Weaver is a member of the National Academy of Medicine and has continued to serve in leadership capacities within federally funded research initiatives. She is the SDSU Principal Investigator for the NIH funded The San Diego Regional Network for Kidney, Urologic, and Hematologic Research Training partnering with the University of California San Diego and Scripps Research Institute.

== Research and contributions ==
Weaver’s research has focused on calcium metabolism, bone health, and the role of diet and the gut microbiome in mineral utilization. Among her most notable studies is a series of investigations into soluble corn fiber as a dietary prebiotic that enhances calcium absorption and retention at critical stages in women’s lives adolescence and post-menopause.
Weaver and her colleagues at Purdue University demonstrated that supplementing with soluble corn fiber improved calcium utilization in both adolescent girls and postmenopausal women. The studies, published in the Journal of Nutrition and the American Journal of Clinical Nutrition, showed that daily consumption of 10 to 20 grams of soluble corn fiber enhanced calcium absorption by up to 12 percent in adolescents and improved bone calcium retention by up to 7 percent in postmenopausal women. According to Weaver, these findings suggest that soluble corn fiber may counteract the average rate of bone loss typically observed in postmenopausal women.

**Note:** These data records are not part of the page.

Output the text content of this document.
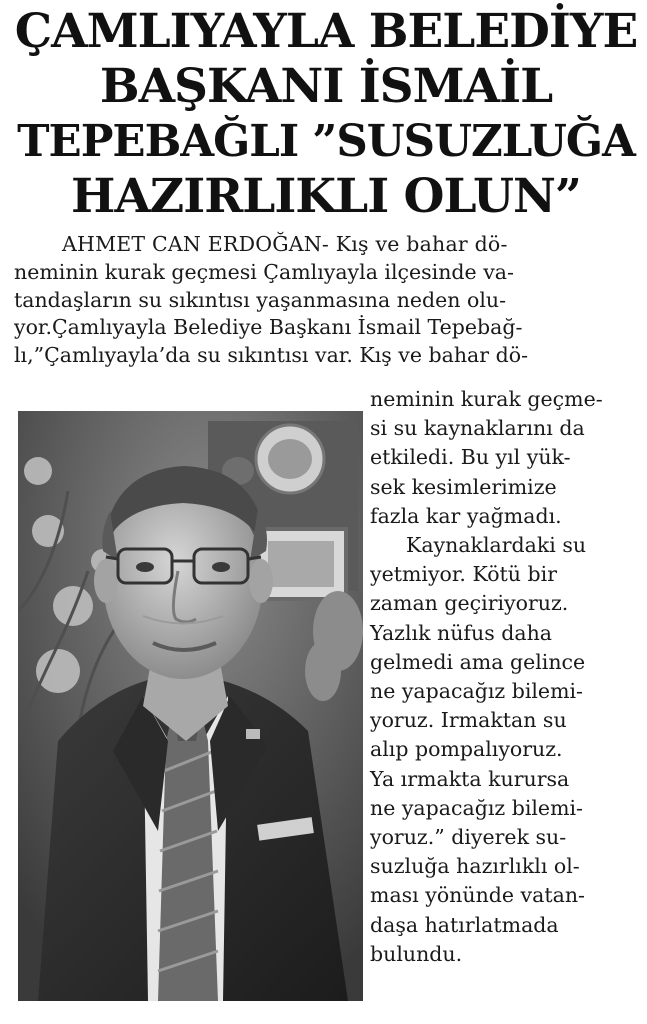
ÇAMLIYAYLA BELEDİYE
BAŞKANI İSMAİL
TEPEBAĞLI ”SUSUZLUĞA
HAZIRLIKLI OLUN”
AHMET CAN ERDOĞAN- Kış ve bahar dö-
neminin kurak geçmesi Çamlıyayla ilçesinde va-
tandaşların su sıkıntısı yaşanmasına neden olu-
yor.Çamlıyayla Belediye Başkanı İsmail Tepebağ-
lı,”Çamlıyayla’da su sıkıntısı var. Kış ve bahar dö-
neminin kurak geçme-
si su kaynaklarını da
etkiledi. Bu yıl yük-
sek kesimlerimize
fazla kar yağmadı.
Kaynaklardaki su
yetmiyor. Kötü bir
zaman geçiriyoruz.
Yazlık nüfus daha
gelmedi ama gelince
ne yapacağız bilemi-
yoruz. Irmaktan su
alıp pompalıyoruz.
Ya ırmakta kurursa
ne yapacağız bilemi-
yoruz.” diyerek su-
suzluğa hazırlıklı ol-
ması yönünde vatan-
daşa hatırlatmada
bulundu.
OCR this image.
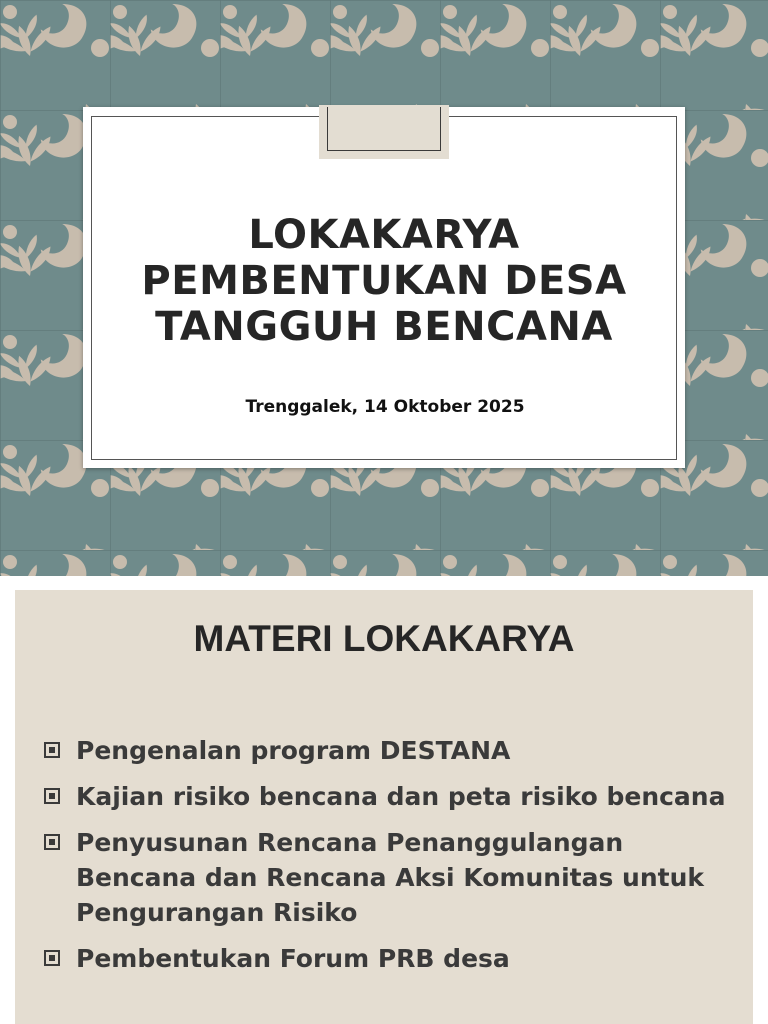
LOKAKARYA
PEMBENTUKAN DESA
TANGGUH BENCANA

Trenggalek, 14 Oktober 2025

MATERI LOKAKARYA
Pengenalan program DESTANA
Kajian risiko bencana dan peta risiko bencana
Penyusunan Rencana Penanggulangan Bencana dan Rencana Aksi Komunitas untuk Pengurangan Risiko
Pembentukan Forum PRB desa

The studies employed isotope-based methods using calcium tracers (^41Ca, ^43Ca, and ^44Ca) analyzed through accelerator mass spectrometry at Purdue’s Rare Isotope Measurement Laboratory (PRIME Lab). This advanced approach allowed precise measurement of calcium absorption and bone turnover. Weaver’s team found that the prebiotic fiber, when metabolized by gut microbes into short-chain fatty acids, facilitated greater calcium bioavailability and bone formation.

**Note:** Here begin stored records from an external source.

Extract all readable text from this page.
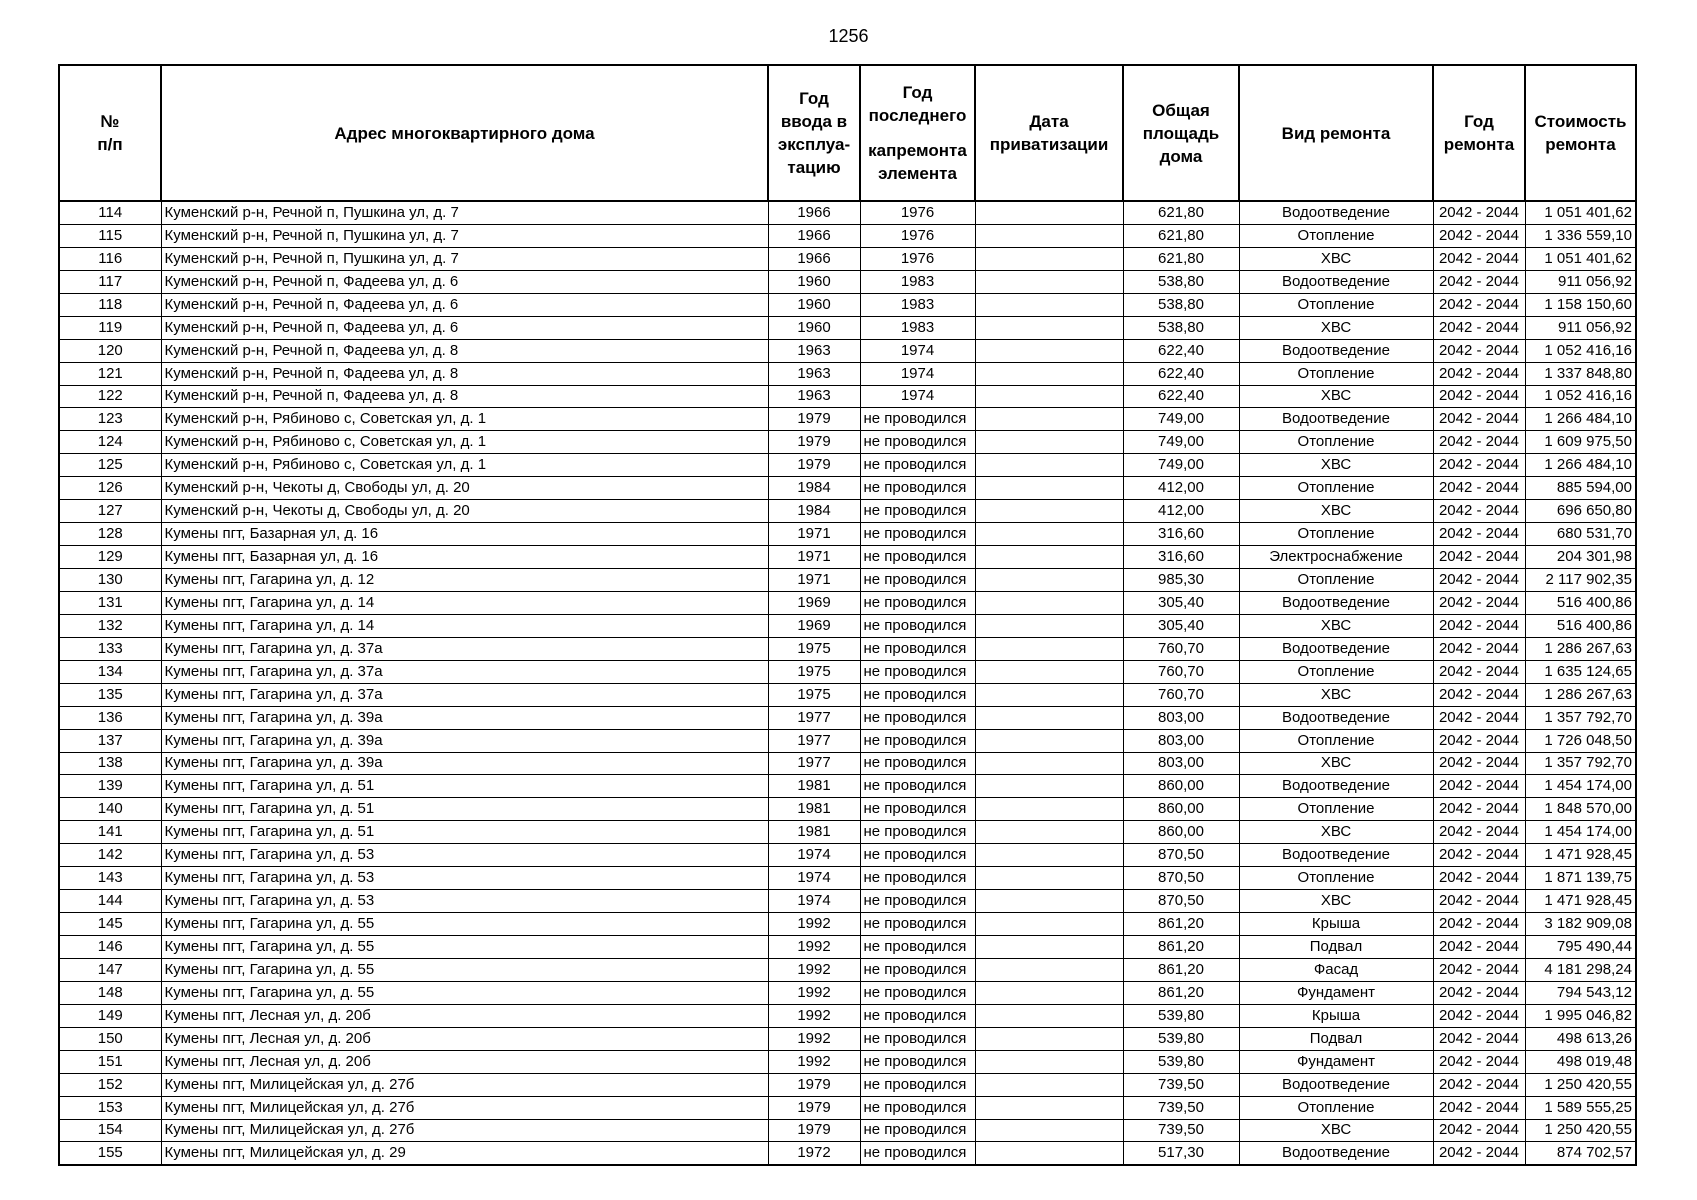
1256
№
п/п	Адрес многоквартирного дома	Год
ввода в
эксплуа-
тацию	Год
последнего
капремонта
элемента	Дата
приватизации	Общая
площадь
дома	Вид ремонта	Год
ремонта	Стоимость
ремонта
114	Куменский р-н, Речной п, Пушкина ул, д. 7	1966	1976		621,80	Водоотведение	2042 - 2044	1 051 401,62
115	Куменский р-н, Речной п, Пушкина ул, д. 7	1966	1976		621,80	Отопление	2042 - 2044	1 336 559,10
116	Куменский р-н, Речной п, Пушкина ул, д. 7	1966	1976		621,80	ХВС	2042 - 2044	1 051 401,62
117	Куменский р-н, Речной п, Фадеева ул, д. 6	1960	1983		538,80	Водоотведение	2042 - 2044	911 056,92
118	Куменский р-н, Речной п, Фадеева ул, д. 6	1960	1983		538,80	Отопление	2042 - 2044	1 158 150,60
119	Куменский р-н, Речной п, Фадеева ул, д. 6	1960	1983		538,80	ХВС	2042 - 2044	911 056,92
120	Куменский р-н, Речной п, Фадеева ул, д. 8	1963	1974		622,40	Водоотведение	2042 - 2044	1 052 416,16
121	Куменский р-н, Речной п, Фадеева ул, д. 8	1963	1974		622,40	Отопление	2042 - 2044	1 337 848,80
122	Куменский р-н, Речной п, Фадеева ул, д. 8	1963	1974		622,40	ХВС	2042 - 2044	1 052 416,16
123	Куменский р-н, Рябиново с, Советская ул, д. 1	1979	не проводился		749,00	Водоотведение	2042 - 2044	1 266 484,10
124	Куменский р-н, Рябиново с, Советская ул, д. 1	1979	не проводился		749,00	Отопление	2042 - 2044	1 609 975,50
125	Куменский р-н, Рябиново с, Советская ул, д. 1	1979	не проводился		749,00	ХВС	2042 - 2044	1 266 484,10
126	Куменский р-н, Чекоты д, Свободы ул, д. 20	1984	не проводился		412,00	Отопление	2042 - 2044	885 594,00
127	Куменский р-н, Чекоты д, Свободы ул, д. 20	1984	не проводился		412,00	ХВС	2042 - 2044	696 650,80
128	Кумены пгт, Базарная ул, д. 16	1971	не проводился		316,60	Отопление	2042 - 2044	680 531,70
129	Кумены пгт, Базарная ул, д. 16	1971	не проводился		316,60	Электроснабжение	2042 - 2044	204 301,98
130	Кумены пгт, Гагарина ул, д. 12	1971	не проводился		985,30	Отопление	2042 - 2044	2 117 902,35
131	Кумены пгт, Гагарина ул, д. 14	1969	не проводился		305,40	Водоотведение	2042 - 2044	516 400,86
132	Кумены пгт, Гагарина ул, д. 14	1969	не проводился		305,40	ХВС	2042 - 2044	516 400,86
133	Кумены пгт, Гагарина ул, д. 37а	1975	не проводился		760,70	Водоотведение	2042 - 2044	1 286 267,63
134	Кумены пгт, Гагарина ул, д. 37а	1975	не проводился		760,70	Отопление	2042 - 2044	1 635 124,65
135	Кумены пгт, Гагарина ул, д. 37а	1975	не проводился		760,70	ХВС	2042 - 2044	1 286 267,63
136	Кумены пгт, Гагарина ул, д. 39а	1977	не проводился		803,00	Водоотведение	2042 - 2044	1 357 792,70
137	Кумены пгт, Гагарина ул, д. 39а	1977	не проводился		803,00	Отопление	2042 - 2044	1 726 048,50
138	Кумены пгт, Гагарина ул, д. 39а	1977	не проводился		803,00	ХВС	2042 - 2044	1 357 792,70
139	Кумены пгт, Гагарина ул, д. 51	1981	не проводился		860,00	Водоотведение	2042 - 2044	1 454 174,00
140	Кумены пгт, Гагарина ул, д. 51	1981	не проводился		860,00	Отопление	2042 - 2044	1 848 570,00
141	Кумены пгт, Гагарина ул, д. 51	1981	не проводился		860,00	ХВС	2042 - 2044	1 454 174,00
142	Кумены пгт, Гагарина ул, д. 53	1974	не проводился		870,50	Водоотведение	2042 - 2044	1 471 928,45
143	Кумены пгт, Гагарина ул, д. 53	1974	не проводился		870,50	Отопление	2042 - 2044	1 871 139,75
144	Кумены пгт, Гагарина ул, д. 53	1974	не проводился		870,50	ХВС	2042 - 2044	1 471 928,45
145	Кумены пгт, Гагарина ул, д. 55	1992	не проводился		861,20	Крыша	2042 - 2044	3 182 909,08
146	Кумены пгт, Гагарина ул, д. 55	1992	не проводился		861,20	Подвал	2042 - 2044	795 490,44
147	Кумены пгт, Гагарина ул, д. 55	1992	не проводился		861,20	Фасад	2042 - 2044	4 181 298,24
148	Кумены пгт, Гагарина ул, д. 55	1992	не проводился		861,20	Фундамент	2042 - 2044	794 543,12
149	Кумены пгт, Лесная ул, д. 20б	1992	не проводился		539,80	Крыша	2042 - 2044	1 995 046,82
150	Кумены пгт, Лесная ул, д. 20б	1992	не проводился		539,80	Подвал	2042 - 2044	498 613,26
151	Кумены пгт, Лесная ул, д. 20б	1992	не проводился		539,80	Фундамент	2042 - 2044	498 019,48
152	Кумены пгт, Милицейская ул, д. 27б	1979	не проводился		739,50	Водоотведение	2042 - 2044	1 250 420,55
153	Кумены пгт, Милицейская ул, д. 27б	1979	не проводился		739,50	Отопление	2042 - 2044	1 589 555,25
154	Кумены пгт, Милицейская ул, д. 27б	1979	не проводился		739,50	ХВС	2042 - 2044	1 250 420,55
155	Кумены пгт, Милицейская ул, д. 29	1972	не проводился		517,30	Водоотведение	2042 - 2044	874 702,57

Weaver emphasized that while calcium intake remains critical for bone health, prebiotic fibers such as soluble corn fiber can further enhance calcium absorption and skeletal development, particularly among individuals not meeting recommended dairy or calcium intake levels. She noted that calcium alone suppresses bone loss, whereas prebiotic fibers appear to stimulate bone formation. This work led to the FDA approval to list soluble corn fiber as a dietary fiber on nutrition packaging labels.

=== Camp DASH study===
Weaver was the principal investigator of Camp DASH (Dietary Approaches to Stop Hypertension), a federally funded research by the National Institutes of Health (NIH) to study the effects of diet and sodium reduction on blood pressure in adolescents. The camp involved 40 boys and girls aged 11–15 years old from Midwest staying at Tarkington Residence Hall.

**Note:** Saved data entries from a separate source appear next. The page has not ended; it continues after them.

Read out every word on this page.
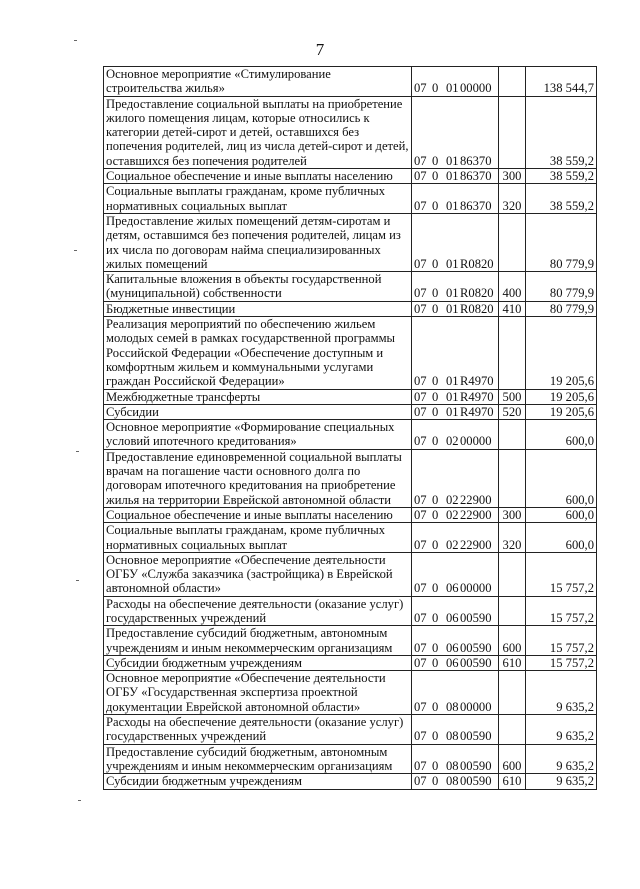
7
Основное мероприятие «Стимулирование строительства жилья»	07 0 0100000		138 544,7
Предоставление социальной выплаты на приобретение жилого помещения лицам, которые относились к категории детей-сирот и детей, оставшихся без попечения родителей, лиц из числа детей-сирот и детей, оставшихся без попечения родителей	07 0 0186370		38 559,2
Социальное обеспечение и иные выплаты населению	07 0 0186370	300	38 559,2
Социальные выплаты гражданам, кроме публичных нормативных социальных выплат	07 0 0186370	320	38 559,2
Предоставление жилых помещений детям-сиротам и детям, оставшимся без попечения родителей, лицам из их числа по договорам найма специализированных жилых помещений	07 0 01R0820		80 779,9
Капитальные вложения в объекты государственной (муниципальной) собственности	07 0 01R0820	400	80 779,9
Бюджетные инвестиции	07 0 01R0820	410	80 779,9
Реализация мероприятий по обеспечению жильем молодых семей в рамках государственной программы Российской Федерации «Обеспечение доступным и комфортным жильем и коммунальными услугами граждан Российской Федерации»	07 0 01R4970		19 205,6
Межбюджетные трансферты	07 0 01R4970	500	19 205,6
Субсидии	07 0 01R4970	520	19 205,6
Основное мероприятие «Формирование специальных условий ипотечного кредитования»	07 0 0200000		600,0
Предоставление единовременной социальной выплаты врачам на погашение части основного долга по договорам ипотечного кредитования на приобретение жилья на территории Еврейской автономной области	07 0 0222900		600,0
Социальное обеспечение и иные выплаты населению	07 0 0222900	300	600,0
Социальные выплаты гражданам, кроме публичных нормативных социальных выплат	07 0 0222900	320	600,0
Основное мероприятие «Обеспечение деятельности ОГБУ «Служба заказчика (застройщика) в Еврейской автономной области»	07 0 0600000		15 757,2
Расходы на обеспечение деятельности (оказание услуг) государственных учреждений	07 0 0600590		15 757,2
Предоставление субсидий бюджетным, автономным учреждениям и иным некоммерческим организациям	07 0 0600590	600	15 757,2
Субсидии бюджетным учреждениям	07 0 0600590	610	15 757,2
Основное мероприятие «Обеспечение деятельности ОГБУ «Государственная экспертиза проектной документации Еврейской автономной области»	07 0 0800000		9 635,2
Расходы на обеспечение деятельности (оказание услуг) государственных учреждений	07 0 0800590		9 635,2
Предоставление субсидий бюджетным, автономным учреждениям и иным некоммерческим организациям	07 0 0800590	600	9 635,2
Субсидии бюджетным учреждениям	07 0 0800590	610	9 635,2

The study ended disastrously in 2017 after allegations of sexual abuses, aggravated assault, intimidation, fondling, sexual battery, child pornography, and voyeurism. During the research sessions, local police responded to calls about fighting, threats involving a firearm, and other behavior. According to the internal university report and the police reports, Weaver was notified that a camper has touched another camper inappropriately. The police report indicated that the offending camper had been removed from the program, but it remained unclear whether the camp staff reported the incident to the Department of Child Services as mandated by the laws in the state of Indiana. The university reports also alleged that Weaver was aware of violence between participants of the camp but didn't report the incident until later. Purdue University said that they found several instances of non-compliance on the part of Weaver as the study's principal investigator.

In September 2019 Weaver sued Purdue University to stop them destroying her research at Camp DASH.